The Curriculum and Syllabi of Master of Computer Applications (MCA) programme offered by the participating institutes are designed considering the needs of different Information Technology firms in India and abroad.

== Eligibility ==
The candidate who Successfully passed bachelor's degree like BCA/BSc (Hons)/BSc/ BIT with 10+2 Pass out are eligible for Applying for this Course.

== Test Pattern ==
NIMCET-2025 test will be conducted by NIT Trichy with a single paper containing 120 multiple choice questions covering the following subjects. Multiple Choice Questions will be written in English Language only and will not be translated into any other language.

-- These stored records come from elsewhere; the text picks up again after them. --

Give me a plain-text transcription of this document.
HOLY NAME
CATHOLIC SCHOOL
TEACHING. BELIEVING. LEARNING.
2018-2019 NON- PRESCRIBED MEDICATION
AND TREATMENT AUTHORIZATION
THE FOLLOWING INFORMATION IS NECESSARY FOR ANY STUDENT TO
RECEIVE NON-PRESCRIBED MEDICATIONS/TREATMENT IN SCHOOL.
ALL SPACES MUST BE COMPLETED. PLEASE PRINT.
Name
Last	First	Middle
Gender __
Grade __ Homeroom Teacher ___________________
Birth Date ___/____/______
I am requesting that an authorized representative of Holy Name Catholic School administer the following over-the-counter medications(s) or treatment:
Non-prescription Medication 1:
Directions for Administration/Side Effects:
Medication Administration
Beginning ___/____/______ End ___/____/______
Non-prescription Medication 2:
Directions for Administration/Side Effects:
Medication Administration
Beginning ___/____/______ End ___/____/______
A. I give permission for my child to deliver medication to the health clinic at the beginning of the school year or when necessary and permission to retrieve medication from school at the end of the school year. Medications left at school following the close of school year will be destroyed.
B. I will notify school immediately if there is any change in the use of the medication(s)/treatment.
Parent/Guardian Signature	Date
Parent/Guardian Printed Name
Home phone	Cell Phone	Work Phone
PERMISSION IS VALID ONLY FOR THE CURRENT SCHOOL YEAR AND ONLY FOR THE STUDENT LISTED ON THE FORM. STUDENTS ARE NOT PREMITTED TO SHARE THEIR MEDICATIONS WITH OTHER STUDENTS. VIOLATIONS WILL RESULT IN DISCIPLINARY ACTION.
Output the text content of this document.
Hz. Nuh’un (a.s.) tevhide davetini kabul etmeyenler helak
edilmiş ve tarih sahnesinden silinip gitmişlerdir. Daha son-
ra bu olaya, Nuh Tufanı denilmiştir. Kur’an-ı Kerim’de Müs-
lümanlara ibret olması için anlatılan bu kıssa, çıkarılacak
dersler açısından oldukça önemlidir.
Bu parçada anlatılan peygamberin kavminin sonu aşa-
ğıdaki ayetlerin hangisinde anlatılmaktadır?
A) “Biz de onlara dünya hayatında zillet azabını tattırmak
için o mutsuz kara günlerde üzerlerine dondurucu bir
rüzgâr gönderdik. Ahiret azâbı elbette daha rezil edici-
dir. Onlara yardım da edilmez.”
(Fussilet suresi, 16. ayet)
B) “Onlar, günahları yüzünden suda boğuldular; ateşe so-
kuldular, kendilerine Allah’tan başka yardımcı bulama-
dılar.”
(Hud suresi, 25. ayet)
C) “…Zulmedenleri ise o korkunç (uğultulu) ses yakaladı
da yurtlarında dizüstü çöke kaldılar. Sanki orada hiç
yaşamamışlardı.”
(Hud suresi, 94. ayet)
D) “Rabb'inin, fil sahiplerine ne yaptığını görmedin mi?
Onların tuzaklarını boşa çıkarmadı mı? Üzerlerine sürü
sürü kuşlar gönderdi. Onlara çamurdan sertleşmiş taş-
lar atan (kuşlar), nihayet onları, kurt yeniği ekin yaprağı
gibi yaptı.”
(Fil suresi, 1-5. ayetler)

The distribution of questions and marks is as follows:

NIMCET Exam Pattern
| Subject | Total no of questions | Marks awarded for correct answer | Marks deducted for wrong answer | Total marks | Fixed Time Allotted |
| Mathematics | 50 | 12 | 3 | 600 | 70 Minutes |
| Analytical Ability & Logical Reasoning | 40 | 6 | 1.5 | 240 | 30 Minutes |
| Computer Awareness | 20 | 6 | 1.5 | 120 | 20 Minutes |
| General English | 10 | 4 | 1 | 40 |

Total Marks: 1000

== Yearwise Organizing Institutes ==

| Year | Institute Name | References |
|---|---|---|
| 2007 | NIT Durgapur |  |
| 2008 | NIT Surathkal |  |
| 2009 | NIT Allahabad |  |
| 2010 | NIT Kurukshetra |  |
| 2011 | NIT Bhopal |  |
| 2012 | NIT Warangal |  |
| 2013 | NIT Warangal |  |
| 2014 | NIT Agartala |  |
| 2015 | NIT Agartala |  |
| 2016 | NIT Durgapur (*) |  |
| 2017 | NIT Durgapur(*) |  |
| 2018 | NIT Surathkal |  |
| 2019 | NIT Surathkal |  |
| 2020 | NIT Raipur |  |
| 2021 | NIT Raipur |  |
| 2022 | NIT Jamshedpur |  |
| 2023 | NIT Jamshedpur |  |
| 2024 | NIT Jamshedpur |  |
| 2025 | NIT Trichy |  |

- NIT Durgapur discontinued MCA course from 2019 onwards.
- NIT Calicut stepped back from MCA course in 2022.
- NIT Suratkal stepped back from MCA course in 2025.

Seat Matrix (2023)
| Institute | Total Seats |
|---|---|
| NIT Agartala | 60 |
| MNNIT Allahabad | 116 |
| NIT Delhi | 25 |
| NIT Meghalaya | 20 |
| MANIT Bhopal | 115 |
| NIT Jamshedpur | 115 |
| NIT Kurukshetra | 64 |
| NIT Kurukshetra (Self-Financing) | 42 |
| NIT Raipur | 110 |
| NIT Tiruchirappalli | 115 |
| NIT Warangal* | 58 |
| NIT Patna | 160 |
| IIIT Bhopal | 75 |
| IIIT Vadodara | 210 |
| Total | 1285 |

- NIT Warangal offers a three-year duration MCA program but with an option for the students to exit at the end of successful two years and the title of such exit would be Post -Graduate Advanced Diploma in Computer Applications.